James Reeves (1909-1978) was a prominent British author. He works were mainly poetry and children’s literature. Famous works of his include ‘The Wandering Moon’, ‘The Everlasting Circle’ and ‘The Blackbird in the Lilac’.

Theme:

The theme of this poem again is the sea. The poet delves deep into describing the sea, its characteristics being compared to that of a dog.

Structure:

This is a short, lyric poem. It is divided into three stanzas of varying length. Its rhyme scheme too varies. The first stanza has the rhyme scheme of a bb cc ddd c.
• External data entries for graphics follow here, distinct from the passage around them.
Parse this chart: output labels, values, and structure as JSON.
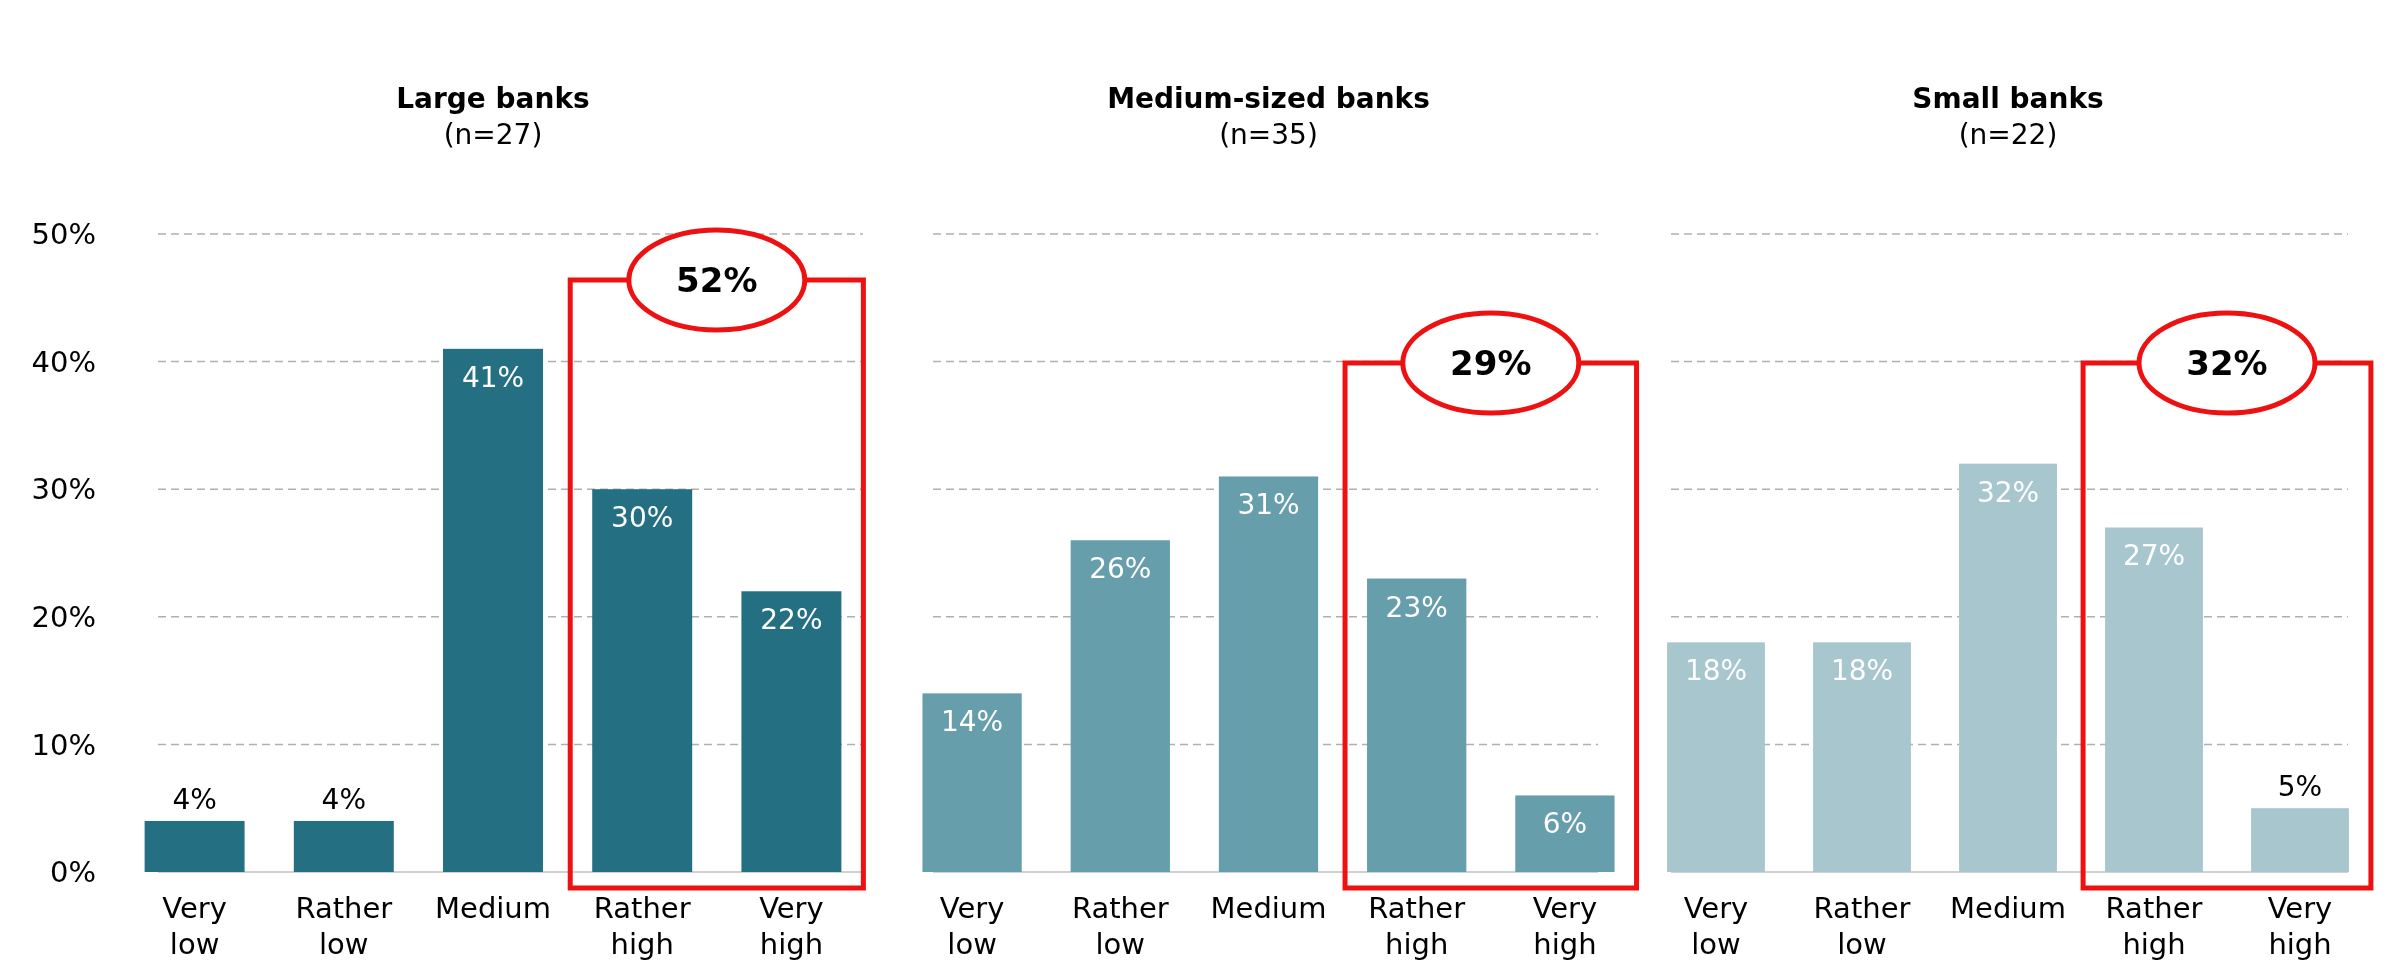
{
  "chart_data": [
    {
      "type": "bar",
      "title": "Large banks",
      "subtitle": "(n=27)",
      "categories": [
        "Very low",
        "Rather low",
        "Medium",
        "Rather high",
        "Very high"
      ],
      "values": [
        4,
        4,
        41,
        30,
        22
      ],
      "value_labels": [
        "4%",
        "4%",
        "41%",
        "30%",
        "22%"
      ],
      "color": "#246f82",
      "ylim": [
        0,
        50
      ],
      "yticks": [
        {
          "value": 0,
          "label": "0%"
        },
        {
          "value": 10,
          "label": "10%"
        },
        {
          "value": 20,
          "label": "20%"
        },
        {
          "value": 30,
          "label": "30%"
        },
        {
          "value": 40,
          "label": "40%"
        },
        {
          "value": 50,
          "label": "50%"
        }
      ],
      "grid": "y",
      "annotations": [
        "52%"
      ]
    },
    {
      "type": "bar",
      "title": "Medium-sized banks",
      "subtitle": "(n=35)",
      "categories": [
        "Very low",
        "Rather low",
        "Medium",
        "Rather high",
        "Very high"
      ],
      "values": [
        14,
        26,
        31,
        23,
        6
      ],
      "value_labels": [
        "14%",
        "26%",
        "31%",
        "23%",
        "6%"
      ],
      "color": "#669eab",
      "ylim": [
        0,
        50
      ],
      "yticks": [
        0,
        10,
        20,
        30,
        40,
        50
      ],
      "grid": "y",
      "tick_labels": "x",
      "annotations": [
        "29%"
      ]
    },
    {
      "type": "bar",
      "title": "Small banks",
      "subtitle": "(n=22)",
      "categories": [
        "Very low",
        "Rather low",
        "Medium",
        "Rather high",
        "Very high"
      ],
      "values": [
        18,
        18,
        32,
        27,
        5
      ],
      "value_labels": [
        "18%",
        "18%",
        "32%",
        "27%",
        "5%"
      ],
      "color": "#a7c6cd",
      "ylim": [
        0,
        50
      ],
      "yticks": [
        0,
        10,
        20,
        30,
        40,
        50
      ],
      "grid": "y",
      "tick_labels": "x",
      "annotations": [
        "32%"
      ]
    }
  ]
}
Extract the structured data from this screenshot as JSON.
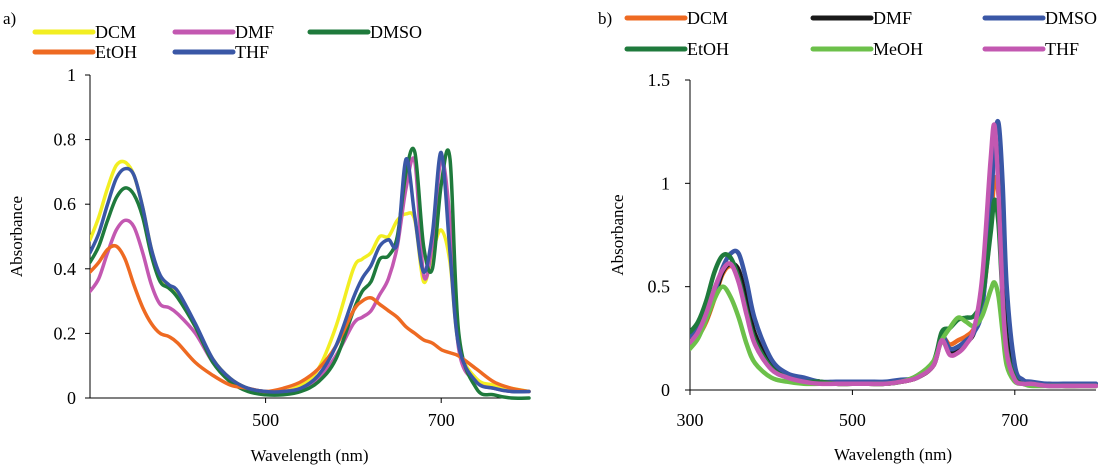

The second stanza has f ghhg while the third has iii c jj. 

Stanza 1:

The sea is a hungry dog, 
Giant and grey. 
He rolls on the beach all day. 
With his clashing teeth and shaggy jaws 
Hour upon hour he gnaws 
The rumbling, tumbling stones, 
And 'Bones, bones, bones, bones!’ 
The giant sea-dog moans, 
Licking his greasy paws.

The poem begins with the persona comparing the sea to a dog, one that is hungry. This can be seen throughout the entirety of the poem. Here, the persona describes the colour of the sea to the colour of that particular dog- grey. The word ‘big’ here is used to reveal the vastness of the sea, how dangerous it tends to be. The crashing of the waves is compared to how a dog gnashes its jaws, menacingly so. The sound emitted by the sea, lastly, is compared to a dog moaning.

Stanza 2:

And when the night wind roars 
And the moon rocks in the stormy cloud, 
He bounds to his feet and snuffs and sniffs, 
Shaking his wet sides over the cliffs, 
And howls and hollos long and loud.

The comparison continues in this stanza. During stormy nights, the sea is compared to a dog that shakes off its wetness to show how it too crashes over the cliffs sloppily, making it wet in the process. Again, the howling of the sea is compared to the howling of a dog.

Stanza 3:

But on quiet days in May or June, 
When even the grasses on the dune 
Play no more their reedy tune, 
With his head between his paws 
He lies on the sandy shores, 
So quiet, so quiet, he scarcely snores.

The poem shifts from storms to pleasant weather in the stanza. The month of May and June are referenced to signify calm weather, when even the grass is quiet. Here, the sea is like a content dog, silently laying its head between his paws. No longer is the sea a hungry dog, rather one that is almost blissfully lazy and quiet. 

Conclusion:

This is a poem that is unique in nature for it compares the sea with a dog, a seemingly unrelated term. It thus details on the various moods of the sea, how it can both be raging and calm at different times just like a dog would, making way for an interesting perception.